Blessed be the God and Father of our Lord Jesus Christ! By his great mercy we have been born anew to a living hope through the resurrection of Jesus Christ from the dead, and to an inheritance which is imperishable, ­undefiled, and unfading, kept in heaven for you, who by God's power are guarded through faith for a salvation ready to be revealed in the last time (1 Pet 1:3-5).

Notice that where St. Peter emphasizes the Resurrection-aspect of the paschal mystery as the principal manifestation of God's merciful love for us, St. Paul often emphasized the Cross. Saint Peter focuses on Easter as the foundation of Christian hope, for in the Resurrection God has shown the unfading, imperishable, eternal destiny that He has prepared for us. 

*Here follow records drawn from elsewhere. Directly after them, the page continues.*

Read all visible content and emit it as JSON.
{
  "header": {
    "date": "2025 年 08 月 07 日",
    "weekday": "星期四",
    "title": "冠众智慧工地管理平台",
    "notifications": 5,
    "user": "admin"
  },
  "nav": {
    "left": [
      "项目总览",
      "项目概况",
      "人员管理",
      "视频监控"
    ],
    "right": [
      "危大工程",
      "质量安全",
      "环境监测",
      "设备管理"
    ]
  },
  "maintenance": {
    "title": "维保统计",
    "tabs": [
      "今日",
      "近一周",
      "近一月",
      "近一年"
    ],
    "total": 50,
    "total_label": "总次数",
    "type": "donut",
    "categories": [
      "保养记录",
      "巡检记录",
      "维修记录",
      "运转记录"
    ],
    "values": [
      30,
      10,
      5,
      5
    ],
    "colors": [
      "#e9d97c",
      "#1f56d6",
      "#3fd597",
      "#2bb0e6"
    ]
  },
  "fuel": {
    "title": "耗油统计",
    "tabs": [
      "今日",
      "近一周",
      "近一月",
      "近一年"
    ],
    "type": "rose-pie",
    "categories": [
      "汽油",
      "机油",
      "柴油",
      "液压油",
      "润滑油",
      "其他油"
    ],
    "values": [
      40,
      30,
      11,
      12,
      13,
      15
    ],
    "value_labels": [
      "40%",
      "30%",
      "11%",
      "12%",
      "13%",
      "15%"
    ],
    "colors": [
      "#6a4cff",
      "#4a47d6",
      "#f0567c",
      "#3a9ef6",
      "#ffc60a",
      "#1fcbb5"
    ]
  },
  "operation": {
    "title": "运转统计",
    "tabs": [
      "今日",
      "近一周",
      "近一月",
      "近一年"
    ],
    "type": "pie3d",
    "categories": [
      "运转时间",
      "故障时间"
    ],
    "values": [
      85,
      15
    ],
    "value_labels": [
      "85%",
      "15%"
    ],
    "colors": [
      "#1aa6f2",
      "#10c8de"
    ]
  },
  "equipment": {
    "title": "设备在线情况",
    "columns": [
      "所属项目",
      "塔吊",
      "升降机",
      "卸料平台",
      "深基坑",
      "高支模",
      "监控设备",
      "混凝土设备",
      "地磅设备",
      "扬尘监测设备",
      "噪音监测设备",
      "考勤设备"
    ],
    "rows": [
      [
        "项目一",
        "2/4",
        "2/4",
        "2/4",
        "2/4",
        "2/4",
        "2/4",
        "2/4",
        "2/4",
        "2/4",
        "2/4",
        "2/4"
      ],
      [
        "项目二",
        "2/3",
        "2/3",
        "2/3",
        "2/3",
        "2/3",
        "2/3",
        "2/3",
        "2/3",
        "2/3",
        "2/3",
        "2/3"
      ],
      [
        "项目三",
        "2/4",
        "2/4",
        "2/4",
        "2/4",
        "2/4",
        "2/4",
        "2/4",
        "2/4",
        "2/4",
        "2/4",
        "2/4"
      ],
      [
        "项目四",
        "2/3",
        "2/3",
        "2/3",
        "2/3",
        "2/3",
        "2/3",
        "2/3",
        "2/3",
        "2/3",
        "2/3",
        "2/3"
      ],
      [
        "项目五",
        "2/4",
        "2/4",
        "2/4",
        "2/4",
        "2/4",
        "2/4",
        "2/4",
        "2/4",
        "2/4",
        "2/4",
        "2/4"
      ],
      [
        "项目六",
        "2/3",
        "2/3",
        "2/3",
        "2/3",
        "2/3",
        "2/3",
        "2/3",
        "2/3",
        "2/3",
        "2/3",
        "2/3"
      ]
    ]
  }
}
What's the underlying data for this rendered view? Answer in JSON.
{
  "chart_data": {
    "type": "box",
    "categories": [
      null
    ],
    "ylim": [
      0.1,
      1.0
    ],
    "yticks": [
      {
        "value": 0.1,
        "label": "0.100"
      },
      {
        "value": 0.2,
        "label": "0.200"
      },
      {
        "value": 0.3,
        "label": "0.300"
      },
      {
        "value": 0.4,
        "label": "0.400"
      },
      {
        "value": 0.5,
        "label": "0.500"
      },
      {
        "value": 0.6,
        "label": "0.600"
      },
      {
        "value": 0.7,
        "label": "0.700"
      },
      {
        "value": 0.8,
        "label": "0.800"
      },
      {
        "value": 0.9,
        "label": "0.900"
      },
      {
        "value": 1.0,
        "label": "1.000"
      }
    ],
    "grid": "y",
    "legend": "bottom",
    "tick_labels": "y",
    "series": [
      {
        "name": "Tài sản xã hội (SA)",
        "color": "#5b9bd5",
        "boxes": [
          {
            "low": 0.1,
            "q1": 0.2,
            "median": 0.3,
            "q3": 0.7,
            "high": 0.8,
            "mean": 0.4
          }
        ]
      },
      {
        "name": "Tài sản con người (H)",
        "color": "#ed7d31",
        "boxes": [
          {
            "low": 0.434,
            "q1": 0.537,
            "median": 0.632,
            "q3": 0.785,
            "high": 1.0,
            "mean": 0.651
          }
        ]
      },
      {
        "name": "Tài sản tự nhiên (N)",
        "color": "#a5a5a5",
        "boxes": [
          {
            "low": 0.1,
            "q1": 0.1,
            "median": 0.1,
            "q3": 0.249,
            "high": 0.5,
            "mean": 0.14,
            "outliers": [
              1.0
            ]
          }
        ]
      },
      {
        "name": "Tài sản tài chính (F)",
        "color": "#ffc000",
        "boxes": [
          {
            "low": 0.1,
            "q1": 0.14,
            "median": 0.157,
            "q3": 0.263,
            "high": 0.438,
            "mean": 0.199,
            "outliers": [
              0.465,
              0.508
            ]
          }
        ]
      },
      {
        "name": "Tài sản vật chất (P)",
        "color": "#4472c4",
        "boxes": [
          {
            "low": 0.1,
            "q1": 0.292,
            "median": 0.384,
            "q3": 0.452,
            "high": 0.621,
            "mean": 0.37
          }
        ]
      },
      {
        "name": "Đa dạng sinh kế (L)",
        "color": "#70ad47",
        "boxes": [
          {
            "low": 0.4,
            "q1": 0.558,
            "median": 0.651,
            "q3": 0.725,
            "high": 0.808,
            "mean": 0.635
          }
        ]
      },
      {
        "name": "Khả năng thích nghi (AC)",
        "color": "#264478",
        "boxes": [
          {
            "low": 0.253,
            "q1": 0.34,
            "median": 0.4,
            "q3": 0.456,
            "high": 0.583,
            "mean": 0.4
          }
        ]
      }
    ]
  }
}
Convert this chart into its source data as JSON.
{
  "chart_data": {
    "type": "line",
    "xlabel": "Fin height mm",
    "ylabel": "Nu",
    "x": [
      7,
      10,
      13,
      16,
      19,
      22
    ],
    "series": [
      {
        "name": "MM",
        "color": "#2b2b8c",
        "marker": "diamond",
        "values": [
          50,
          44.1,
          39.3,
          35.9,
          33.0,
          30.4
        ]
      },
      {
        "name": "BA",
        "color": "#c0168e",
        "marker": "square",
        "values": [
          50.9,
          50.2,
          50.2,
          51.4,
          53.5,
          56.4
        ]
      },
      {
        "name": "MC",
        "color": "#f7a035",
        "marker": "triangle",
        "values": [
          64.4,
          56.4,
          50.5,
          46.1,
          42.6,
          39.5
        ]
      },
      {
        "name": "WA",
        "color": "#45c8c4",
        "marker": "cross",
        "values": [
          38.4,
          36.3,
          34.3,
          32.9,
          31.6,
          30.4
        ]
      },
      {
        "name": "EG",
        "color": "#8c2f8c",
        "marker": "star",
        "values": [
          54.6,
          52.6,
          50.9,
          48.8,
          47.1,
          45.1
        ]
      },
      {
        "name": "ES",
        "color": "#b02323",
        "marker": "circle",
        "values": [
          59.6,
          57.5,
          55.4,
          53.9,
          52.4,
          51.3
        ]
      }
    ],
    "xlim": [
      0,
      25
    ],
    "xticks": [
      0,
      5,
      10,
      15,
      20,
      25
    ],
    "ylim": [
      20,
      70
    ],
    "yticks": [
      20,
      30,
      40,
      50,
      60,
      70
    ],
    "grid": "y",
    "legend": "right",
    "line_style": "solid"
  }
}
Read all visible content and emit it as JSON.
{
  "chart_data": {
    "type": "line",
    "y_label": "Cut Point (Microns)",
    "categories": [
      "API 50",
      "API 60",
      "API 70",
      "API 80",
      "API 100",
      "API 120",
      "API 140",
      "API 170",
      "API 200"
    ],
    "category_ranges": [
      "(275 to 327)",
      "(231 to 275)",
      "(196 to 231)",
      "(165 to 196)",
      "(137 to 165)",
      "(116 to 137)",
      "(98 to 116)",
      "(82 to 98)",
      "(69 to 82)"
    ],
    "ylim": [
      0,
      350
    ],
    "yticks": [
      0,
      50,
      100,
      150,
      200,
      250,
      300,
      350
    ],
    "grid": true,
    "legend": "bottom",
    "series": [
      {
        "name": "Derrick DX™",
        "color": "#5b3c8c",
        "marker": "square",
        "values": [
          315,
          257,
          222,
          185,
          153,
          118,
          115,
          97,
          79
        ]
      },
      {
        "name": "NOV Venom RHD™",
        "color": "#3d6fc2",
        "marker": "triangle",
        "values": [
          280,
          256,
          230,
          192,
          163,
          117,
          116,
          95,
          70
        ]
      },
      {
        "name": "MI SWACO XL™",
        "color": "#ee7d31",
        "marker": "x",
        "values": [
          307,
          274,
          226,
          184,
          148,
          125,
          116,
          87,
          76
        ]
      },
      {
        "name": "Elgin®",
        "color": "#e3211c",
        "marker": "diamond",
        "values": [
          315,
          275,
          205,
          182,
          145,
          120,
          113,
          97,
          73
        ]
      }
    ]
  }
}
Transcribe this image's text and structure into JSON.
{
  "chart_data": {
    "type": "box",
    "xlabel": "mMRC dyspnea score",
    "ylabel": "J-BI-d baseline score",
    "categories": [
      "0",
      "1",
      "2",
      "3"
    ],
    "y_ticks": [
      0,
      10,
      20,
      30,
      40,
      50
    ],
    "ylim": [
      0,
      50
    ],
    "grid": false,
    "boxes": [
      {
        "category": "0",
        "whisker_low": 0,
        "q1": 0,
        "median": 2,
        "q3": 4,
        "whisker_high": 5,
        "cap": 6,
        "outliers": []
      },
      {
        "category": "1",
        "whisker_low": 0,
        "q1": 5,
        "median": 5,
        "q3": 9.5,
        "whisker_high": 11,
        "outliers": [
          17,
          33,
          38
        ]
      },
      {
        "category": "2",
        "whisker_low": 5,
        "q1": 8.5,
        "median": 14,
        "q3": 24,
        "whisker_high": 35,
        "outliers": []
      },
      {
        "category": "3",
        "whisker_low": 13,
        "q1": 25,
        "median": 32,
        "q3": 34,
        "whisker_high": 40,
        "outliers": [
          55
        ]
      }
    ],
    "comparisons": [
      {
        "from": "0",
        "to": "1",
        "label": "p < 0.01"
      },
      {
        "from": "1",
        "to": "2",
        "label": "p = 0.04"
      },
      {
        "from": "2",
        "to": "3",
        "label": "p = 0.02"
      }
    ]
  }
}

Also, for St. Peter, the Church itself, the New Israel of God, is a people that by definition have received the mercy of God: 

But you are a chosen race, a royal priesthood, a holy nation, God's own people, that you may declare the wonderful deeds of Him who called you out of darkness into His marvelous light. Once you were no people, but now you are God's people; once you had not received mercy, but now you have received mercy (1 Pet 2: 9-10).

In the light of this Gospel of Mercy, St. Peter then enumerates the virtues that he expects the disciples of Christ to practice:

Finally, all of you, have unity of spirit, sympathy, love of the brethren, a tender heart and a humble mind. Do not return evil for evil or reviling for reviling; but on the contrary bless, for to this you have been called, that you may obtain a blessing (1 Pet 3:8). 

We find a similar teaching in the epistle of St. James, where, in passing, he reminds his hearers that "judgment is without mercy to one who has shown no mercy" (2:13). In other words, "Blessed are the merciful, for they shall obtain mercy" (Mt 5:7). Later, St. James sums up his exhortations with a call for living a mercy that comes from above: 

But the wisdom from above is first pure, then peaceable, gentle, open to reason, full of mercy and good fruits, without uncertainty or insincerity. And the harvest of righteousness is sown in peace by those who make peace (Jas 3:17).

The Gospel message of Divine Mercy, in a nutshell, is summed up for us in the Gospel according to St. John: "God so loved the world [that is, with merciful love, a love seeking to meet the needs and overcome the miseries of his creatures] that he gave his only Son, that whoever believes in him should not perish, but have eternal life" (Jn 3:16). In other words, if we "believe" in Him (that is, not just with our minds, but with a total entrustment of our hearts and lives to Him) then we shall have the gift of eternal life. "Thanks be to God, who gives us the victory through our Lord Jesus Christ!" (1 Cor 15:57). 

Robert Stackpole, STD, is director of the John Paul II Institute of Divine Mercy.